When Mayor R.T. Rybak crafted his 2011 Minneapolis budget, he built it on the proposition that the city will get its full dose of state aid, which hasn't happened in the past three years. So did St. Paul Mayor Chris Coleman.

Is that a prudent strategy when the state faces a $6 billion budget gap?

Some suburban city managers are building none or only a fraction of their allotted state aid into their budgets. In Minnetonka, City Manager John Gunyou says he's counting on none of about $500,000 in a homestead-credit aid that the state has paid his city in the past.

"We assume we're not going to get it," Gunyou said. "We kind of treat it as a windfall -- if any of it comes, then we're using it for onetime things, not planning on it."

Ditto for Brooklyn Park, which is due $400,000. "We are simply assuming that it won't be there, which I think is the safe assumption," said City Manager Jamie Verbrugge.

So why are two big-city mayors budgeting the full amount of local government aid (LGA) and the homestead credit?

Political strategy may play a role. The mayors appear to be putting heat on the Legislature not to balance state books on the backs of cities.
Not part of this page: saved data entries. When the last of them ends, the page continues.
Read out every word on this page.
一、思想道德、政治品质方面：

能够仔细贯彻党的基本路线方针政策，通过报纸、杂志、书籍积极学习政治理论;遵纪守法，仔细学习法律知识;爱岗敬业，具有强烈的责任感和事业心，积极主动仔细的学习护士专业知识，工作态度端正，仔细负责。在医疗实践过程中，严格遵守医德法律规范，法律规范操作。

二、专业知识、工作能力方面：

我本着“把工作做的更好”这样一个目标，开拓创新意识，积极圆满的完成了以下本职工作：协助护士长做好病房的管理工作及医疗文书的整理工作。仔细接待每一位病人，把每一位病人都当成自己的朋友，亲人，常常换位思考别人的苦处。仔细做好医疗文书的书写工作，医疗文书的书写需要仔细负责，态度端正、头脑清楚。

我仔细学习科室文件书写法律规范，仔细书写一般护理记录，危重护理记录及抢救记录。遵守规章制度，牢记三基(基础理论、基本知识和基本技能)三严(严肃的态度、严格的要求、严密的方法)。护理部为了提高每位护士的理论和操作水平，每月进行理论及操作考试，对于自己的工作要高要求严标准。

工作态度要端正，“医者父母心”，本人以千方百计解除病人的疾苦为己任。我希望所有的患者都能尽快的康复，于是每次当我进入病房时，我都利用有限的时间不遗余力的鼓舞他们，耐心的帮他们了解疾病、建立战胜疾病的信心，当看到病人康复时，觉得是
The Minnesota Department of Revenue certified in July that Minneapolis is due $87.5 million under the LGA formula, and in his budget address last month, Rybak said: "Let me be clear: We fully expect the state to fulfill its promise."

But if the Legislature cuts aid to the $64.4 million that Minneapolis received this year, Rybak's proposed budget will have a gap of $23 million. And given the size of the state's deficit, getting even the same amount next year could be difficult.

"If the state again breaks its promise to Minneapolis and the other cities, we have multiple scenarios," Rybak said in an interview last week.

So far, Rybak has outlined only one area where he would scale back if the aid doesn't come through. That's in street paving, where he would need to scrap a proposed $9 million expansion. The mayor had cited street paving as a priority because roadwork had taken a back seat in recent years to beefing up public safety ranks that had taken a hit from cuts earlier in the decade.

Debate in St. Paul

St. Paul's state aid allocation for 2011 is $62.2 million, up $10 million from this year. Coleman counts on the full amount as he proposes his first budget without a tax increase, after previous budget plans that raised the levy by 6 to 15 percent.

Coleman said he's showing that cities can take it easy on property taxpayers if the state keeps its commitment. But some on the City Council consider that risky.

"I'm not sure what makes us think we're magically going to get it all this year," said Council President Kathy Lantry. "I get where the mayor's coming from, but in the end I have a disagreement with it."

Lantry said a 2 percent levy increase, about $1.9 million, had been discussed among council members, with strict conditions on how the money would be used if the LGA was or was not cut. The way the budget is proposed now, she said, there's no savings or wiggle room if any LGA is cut.

Still, it's likely Coleman will get his no-tax-increase approach when the council votes Wednesday on the maximum 2011 levy because there aren't enough council members to override a veto on an increase. In Minneapolis, the Board of Estimate and Taxation votes this week on Rybak's proposed 7.5 percent levy hike.

Political capital

One political benefit in building a budget based on a full allotment of aid is that mayors can make the state the heavy if cuts are needed, rather than taking the impetus for layoffs and other budget fallout by themselves.

Another problem with budgeting with less than full aid, according to Minneapolis Budget Director Heather Johnston, is that the state's budget situation means there's no certain number for aid to insert in a budget.

A city's ability to withstand LGA cuts depends on how much it relies on the aid. Twenty-five cities, most of them small enough that most Minnesotans haven't heard of them, got more than half their total revenues from such aid in 2008, according to League of Minnesota Cities calculations.

Another 336 cities got at least one-quarter of their budgets from that aid. In contrast, Minneapolis received less than 9 percent of its budget from that aid in 2008, while St. Paul got more than 11 percent.

Cities less reliant than that on state aid will likely defer capital spending such as road resurfacing or a sewer project if the aid doesn't arrive, according to Gary Carlson, a league lobbyist.

He said cities are in a bind because they must set levies for 2011 before knowing how much aid they'll get, and those theoretically slated for aid increases under the law get offsetting cuts in their levy limits, even if the full aid never arrives.